For the past two years we have had the joy of working with the National Trust to create a Statement of Significance for the Bath Assembly Rooms. Designed by John Wood the Younger in 1769, the Bath Assembly Rooms was conceived as a monumental civic structure at the heart of fashionable Georgian Bath inspired by similar structures in Imperial Rome in the 4th century, to provide public entertainment for polite society.

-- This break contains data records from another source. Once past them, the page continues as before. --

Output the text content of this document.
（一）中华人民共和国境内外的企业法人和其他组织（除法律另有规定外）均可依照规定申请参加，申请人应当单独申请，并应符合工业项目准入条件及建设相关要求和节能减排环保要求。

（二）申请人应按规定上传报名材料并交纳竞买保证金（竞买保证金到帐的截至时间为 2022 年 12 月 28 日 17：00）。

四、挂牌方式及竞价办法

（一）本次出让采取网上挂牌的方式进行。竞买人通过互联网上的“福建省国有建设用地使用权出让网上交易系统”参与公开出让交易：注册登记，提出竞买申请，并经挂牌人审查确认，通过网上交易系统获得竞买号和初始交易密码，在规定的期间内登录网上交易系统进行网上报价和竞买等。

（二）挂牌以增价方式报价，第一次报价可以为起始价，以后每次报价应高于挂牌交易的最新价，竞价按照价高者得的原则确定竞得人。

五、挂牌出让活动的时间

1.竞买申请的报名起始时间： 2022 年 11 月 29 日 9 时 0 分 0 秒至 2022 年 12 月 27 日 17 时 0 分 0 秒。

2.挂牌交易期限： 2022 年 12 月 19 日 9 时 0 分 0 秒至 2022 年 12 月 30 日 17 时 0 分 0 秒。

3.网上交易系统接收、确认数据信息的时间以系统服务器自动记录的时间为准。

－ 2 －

Recent strip out work, undertaken as part of the Trust’s journey to uncover the history and significance of the building, has uncovered a rare and rather curious element of the building’s history: a very well preserved, 18th century cold plunge pool or bath in the basement. Whilst the presence of this structure was already understood (18th century guidebooks describe ‘a commodious cold bath, with convenient dressing-rooms’ and the bath was drawn and photographed following bomb damage in 1942 before it was filled in) the extent of its survival and remarkably intact condition is a fantastic discovery. The inclusion of a singular cold bath within a building typically used for dances, taking tea and card games, raises many questions such as how this use related to the other uses and areas of the building.
Our Statement of Significance details the fascinating history, stories and characters associated with the Assembly Rooms, set within the wider context of Georgian Bath and will be used by the Trust to inspire and inform the buildings future use, adaption and the curatorial team’s approach to the creation of an immersive, Georgian visitor experience.